"The path of love is not a tedious path.
It's a Path of Joy.
It's a path of singing and dancing.
It's not a desert. It's a valley of flowers."
- Sri Sri Ravi Shankar
There's excitement in photographing someone who's a photographer. From one creative to another, I guess it's comparable to musicians playing with other musicians. It would be like if you were a guitar player and then another guitar player would ask you to play guitar on one of their songs. Although, it wasn't your song in the beginning, but as the recording progresses, your ideas and input will start taking shape and coalescing itself to the song. Which at the end of that recording session, that particular song will have imprints of your art and soul. I think the same goes for photogs who asks another photographer for a photo session. Besides the fact that it's completely possible for a photographer to do their own sessions using just a combination of a tripod and a wireless remote, it's the vision of their fellow artist that is more difficult to obtain. I mean you can have a group of photograhers taking photos of the same subject and I can guarantee that each shot will be dfferent from one shot to the next. Which shot is the better one will surely be based on the eye of the beholder. And that is the beauty of photography. An image from a particular photographer will unknowingly just speak to you in a way that you can't really explain.

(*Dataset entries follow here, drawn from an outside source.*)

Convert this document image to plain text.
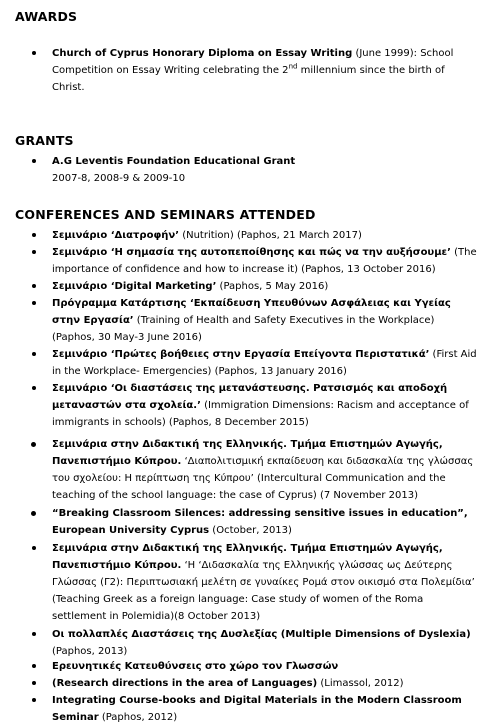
AWARDS
Church of Cyprus Honorary Diploma on Essay Writing (June 1999): School
Competition on Essay Writing celebrating the 2nd millennium since the birth of
Christ.
GRANTS
A.G Leventis Foundation Educational Grant
2007-8, 2008-9 & 2009-10
CONFERENCES AND SEMINARS ATTENDED
Σεμινάριο ‘Διατροφήν’ (Nutrition) (Paphos, 21 March 2017)
Σεμινάριο ‘Η σημασία της αυτοπεποίθησης και πώς να την αυξήσουμε’ (The
importance of confidence and how to increase it) (Paphos, 13 October 2016)
Σεμινάριο ‘Digital Marketing’ (Paphos, 5 May 2016)
Πρόγραμμα Κατάρτισης ‘Εκπαίδευση Υπευθύνων Ασφάλειας και Υγείας
στην Εργασία’ (Training of Health and Safety Executives in the Workplace)
(Paphos, 30 May-3 June 2016)
Σεμινάριο ‘Πρώτες βοήθειες στην Εργασία Επείγοντα Περιστατικά’ (First Aid
in the Workplace- Emergencies) (Paphos, 13 January 2016)
Σεμινάριο ‘Οι διαστάσεις της μετανάστευσης. Ρατσισμός και αποδοχή
μεταναστών στα σχολεία.’ (Immigration Dimensions: Racism and acceptance of
immigrants in schools) (Paphos, 8 December 2015)
Σεμινάρια στην Διδακτική της Ελληνικής. Τμήμα Επιστημών Αγωγής,
Πανεπιστήμιο Κύπρου. ‘Διαπολιτισμική εκπαίδευση και διδασκαλία της γλώσσας
του σχολείου: Η περίπτωση της Κύπρου’ (Intercultural Communication and the
teaching of the school language: the case of Cyprus) (7 November 2013)
“Breaking Classroom Silences: addressing sensitive issues in education”,
European University Cyprus (October, 2013)
Σεμινάρια στην Διδακτική της Ελληνικής. Τμήμα Επιστημών Αγωγής,
Πανεπιστήμιο Κύπρου. ‘Η ‘Διδασκαλία της Ελληνικής γλώσσας ως Δεύτερης
Γλώσσας (Γ2): Περιπτωσιακή μελέτη σε γυναίκες Ρομά στον οικισμό στα Πολεμίδια’
(Teaching Greek as a foreign language: Case study of women of the Roma
settlement in Polemidia)(8 October 2013)
Οι πολλαπλές Διαστάσεις της Δυσλεξίας (Multiple Dimensions of Dyslexia)
(Paphos, 2013)
Ερευνητικές Κατευθύνσεις στο χώρο τον Γλωσσών
(Research directions in the area of Languages) (Limassol, 2012)
Integrating Course-books and Digital Materials in the Modern Classroom
Seminar (Paphos, 2012)
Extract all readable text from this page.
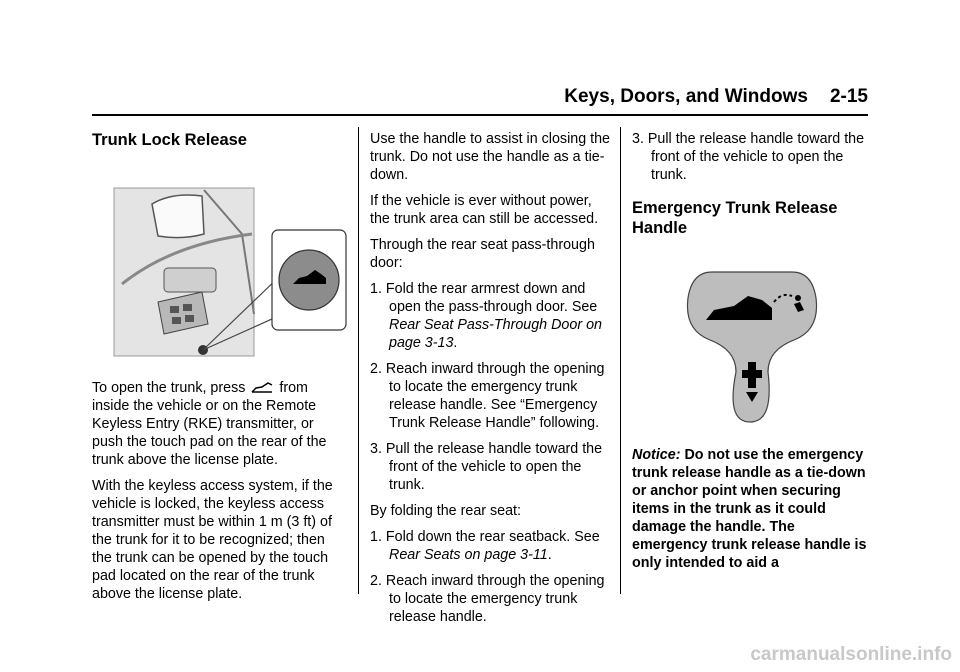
Keys, Doors, and Windows 2-15
Trunk Lock Release

To open the trunk, press from inside the vehicle or on the Remote Keyless Entry (RKE) transmitter, or push the touch pad on the rear of the trunk above the license plate.

With the keyless access system, if the vehicle is locked, the keyless access transmitter must be within 1 m (3 ft) of the trunk for it to be recognized; then the trunk can be opened by the touch pad located on the rear of the trunk above the license plate.

Use the handle to assist in closing the trunk. Do not use the handle as a tie-down.

If the vehicle is ever without power, the trunk area can still be accessed.

Through the rear seat pass-through door:

1. Fold the rear armrest down and open the pass-through door. See Rear Seat Pass-Through Door on page 3-13.

2. Reach inward through the opening to locate the emergency trunk release handle. See “Emergency Trunk Release Handle” following.

3. Pull the release handle toward the front of the vehicle to open the trunk.

By folding the rear seat:

1. Fold down the rear seatback. See Rear Seats on page 3-11.

2. Reach inward through the opening to locate the emergency trunk release handle.

3. Pull the release handle toward the front of the vehicle to open the trunk.

Emergency Trunk Release Handle

Notice: Do not use the emergency trunk release handle as a tie-down or anchor point when securing items in the trunk as it could damage the handle. The emergency trunk release handle is only intended to aid a

carmanualsonline.info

Although Celesti and I have have been talking for a couple of months prior to this shoot, I've always tried to push the idea of shooting in Joshua Tree to her. The beach is always the "safe" choice, since living in the west, we will always get the best sunset. I mean, if we were at the beach, of course I would've made them sit on a rock or lay in the sand. Just wait for the sun to set, then BAM. There's your money shot. But there is always a certain "uncertainty" in shooting in the desert. You can never know what you can utilize in an unfamiliar environment. So here is where one's creative vision and art comes to play and benefit a client. Besides the familiar let's-hug-and-get-cozy-behind-this-rock shots that is commonplace in every Joshua Tree engagement session, the one thing I haven't seen is the actual yucca palm tree being utilized to it's full potential. Yet. And yes I've Googled it. So a big S/O should go to Celesti and Jason for being adventurous enough and trusting in my vision and art. It was difficult and a litte bit dangerous, but if you're going to be in Joshua Tree, might as well be ON a Joshua Tree.